The harbor deepening, and the surge in big ship arrivals it is expected to foster, is seen as also reaping significant benefits for the region’s commercial real estate market.
As of the early spring 2018, the commercial property vacancy rate in the Charleston metropolitan area was 7.4 percent.
“For our market, that’s practically full occupancy,” said Hagood Morrison, executive vice president at Bridge Commercial, a regionally-focused commercial real estate firm headquartered in Charleston.
Morrison and his associate Simons Johnson, senior vice president of Bridge Commercial, added that the market is currently so hot that several of the available properties could be occupied by early summer.
Much of that activity is being driven by strong interest in the region from manufacturing suppliers, warehouse and distribution centers, and military contractors.
“That diverse set of economic drivers bodes well for the area,” Johnson said.
Thanks to the rebounding economy and dramatic increase in manufacturing activity in the region, the Port of Charleston saw its container volume jump 10 percent in 2017.
Morrison said the conventional wisdom is that last year’s surge in container volume is unsustainable and that the numbers will soften a little this year. That said, he expressed confidence that 2017’s dramatic increases in container volume will return in 2019 and 2020 as the harbor deepening progresses toward completion.
“A number of factors feed into this, all of them magnified by having a deeper harbor,” he explained. “First, there’s the heightened demand for goods driven by the high population growth in the Southeast. Then are changes occurring within the shipping itself, the reliance on bigger ships driving them to consolidate their industry around deeper harbors, and finally there’s the dramatic increase of manufacturing and exporting activity in the region.”
All of this bodes well for the warehouse and distribution center market, and developers in the sector are poised to deliver several new properties in a range of sizes and styles.
“Right now we’re seeing projects in the works that start in the 50,000 square-foot to 200,000 square-foot range and go all the way to 500,000 square-feet for larger users,” Johnson said.
Morrison added, “As industrial focused brokers, we are excited to finally have new available product after years of having no buildings for our tenants.”
Among the blockbuster projects directly attributable to the harbor deepening is the Clarius Omni facility currently under construction in Summerville.

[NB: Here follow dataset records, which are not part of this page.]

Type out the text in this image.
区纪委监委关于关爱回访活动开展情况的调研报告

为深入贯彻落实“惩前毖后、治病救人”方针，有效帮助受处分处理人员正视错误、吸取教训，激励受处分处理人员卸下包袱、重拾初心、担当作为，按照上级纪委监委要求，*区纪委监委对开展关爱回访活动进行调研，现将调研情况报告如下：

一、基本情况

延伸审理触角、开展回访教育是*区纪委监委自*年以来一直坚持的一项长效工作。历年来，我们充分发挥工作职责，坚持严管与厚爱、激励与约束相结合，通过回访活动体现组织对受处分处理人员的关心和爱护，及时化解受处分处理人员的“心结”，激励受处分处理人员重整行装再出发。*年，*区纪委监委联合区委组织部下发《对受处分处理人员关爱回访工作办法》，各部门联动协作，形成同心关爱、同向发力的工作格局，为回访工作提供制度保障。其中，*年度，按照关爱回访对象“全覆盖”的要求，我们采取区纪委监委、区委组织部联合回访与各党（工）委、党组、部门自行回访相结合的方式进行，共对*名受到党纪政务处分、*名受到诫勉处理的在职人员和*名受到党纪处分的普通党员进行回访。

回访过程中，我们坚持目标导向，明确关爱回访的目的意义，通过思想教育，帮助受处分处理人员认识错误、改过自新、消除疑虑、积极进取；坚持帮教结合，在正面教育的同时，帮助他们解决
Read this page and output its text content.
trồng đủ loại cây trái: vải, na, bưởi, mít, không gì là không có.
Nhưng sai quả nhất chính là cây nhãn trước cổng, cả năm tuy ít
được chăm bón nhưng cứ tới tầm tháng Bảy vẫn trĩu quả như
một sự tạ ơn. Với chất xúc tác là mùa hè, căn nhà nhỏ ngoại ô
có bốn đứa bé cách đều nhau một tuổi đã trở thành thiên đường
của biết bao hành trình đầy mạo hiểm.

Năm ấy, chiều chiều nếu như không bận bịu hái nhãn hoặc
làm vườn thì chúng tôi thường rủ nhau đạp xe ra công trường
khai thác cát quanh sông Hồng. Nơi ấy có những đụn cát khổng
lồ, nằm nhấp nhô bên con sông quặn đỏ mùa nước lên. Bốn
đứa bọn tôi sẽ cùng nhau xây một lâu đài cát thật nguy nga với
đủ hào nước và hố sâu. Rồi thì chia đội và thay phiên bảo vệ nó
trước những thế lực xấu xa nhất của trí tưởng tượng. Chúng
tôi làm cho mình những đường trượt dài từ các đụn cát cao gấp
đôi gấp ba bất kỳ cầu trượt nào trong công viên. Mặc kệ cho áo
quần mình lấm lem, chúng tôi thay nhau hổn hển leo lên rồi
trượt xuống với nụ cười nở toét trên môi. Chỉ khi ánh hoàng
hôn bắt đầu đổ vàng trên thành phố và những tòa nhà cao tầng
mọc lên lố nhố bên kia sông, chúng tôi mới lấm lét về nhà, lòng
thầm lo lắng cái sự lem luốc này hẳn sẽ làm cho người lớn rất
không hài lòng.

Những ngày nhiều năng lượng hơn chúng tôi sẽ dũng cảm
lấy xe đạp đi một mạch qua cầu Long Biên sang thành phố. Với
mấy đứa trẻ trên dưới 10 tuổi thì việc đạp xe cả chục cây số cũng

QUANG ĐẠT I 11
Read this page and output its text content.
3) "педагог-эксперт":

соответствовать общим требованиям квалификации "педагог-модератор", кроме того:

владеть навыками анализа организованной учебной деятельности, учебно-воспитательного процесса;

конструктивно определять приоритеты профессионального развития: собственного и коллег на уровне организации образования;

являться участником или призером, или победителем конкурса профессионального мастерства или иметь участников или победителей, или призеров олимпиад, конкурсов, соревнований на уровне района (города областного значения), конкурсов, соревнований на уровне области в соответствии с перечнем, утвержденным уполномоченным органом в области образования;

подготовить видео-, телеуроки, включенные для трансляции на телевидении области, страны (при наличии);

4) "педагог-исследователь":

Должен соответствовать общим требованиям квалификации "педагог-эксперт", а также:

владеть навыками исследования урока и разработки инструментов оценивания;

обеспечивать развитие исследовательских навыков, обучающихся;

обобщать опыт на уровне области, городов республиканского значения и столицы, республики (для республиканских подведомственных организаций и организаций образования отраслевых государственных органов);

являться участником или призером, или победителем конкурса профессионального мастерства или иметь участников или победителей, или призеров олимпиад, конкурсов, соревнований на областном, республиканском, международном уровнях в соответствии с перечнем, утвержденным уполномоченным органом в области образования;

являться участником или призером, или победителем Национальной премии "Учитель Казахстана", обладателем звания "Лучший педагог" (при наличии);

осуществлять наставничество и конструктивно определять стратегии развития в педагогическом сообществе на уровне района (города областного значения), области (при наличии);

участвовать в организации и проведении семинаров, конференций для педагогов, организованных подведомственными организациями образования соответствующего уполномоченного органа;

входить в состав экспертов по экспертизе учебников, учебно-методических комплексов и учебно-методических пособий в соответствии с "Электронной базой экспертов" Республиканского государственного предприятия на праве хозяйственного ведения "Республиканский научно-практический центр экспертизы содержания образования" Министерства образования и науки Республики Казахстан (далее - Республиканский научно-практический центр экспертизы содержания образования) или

When it is completed, the 587,720 square-foot property will be the largest available space in Charleston’s Interstate-26 corridor.
While the developers of the project, Clarius Partners, tout a number of area attributes is their marketing materials, the harbor deepening is central to their pitch.
“Trade is now Post-Panamax,” the company’s website says. “Take advantage of Post-Panamax cargo capabilities with the Port of Charleston, which will soon be one of the few ports on the East Coast that can accept fully loaded post-Panamax ships. With two access points to I-26, dual rail access, and more, goods can arrive at the Port of Charleston and quickly reach the rest of the country.”
“We have missed out on projects in the past because we haven’t had these facilities available. So this should also be a contributing factor to heightened growth,” Morrison said.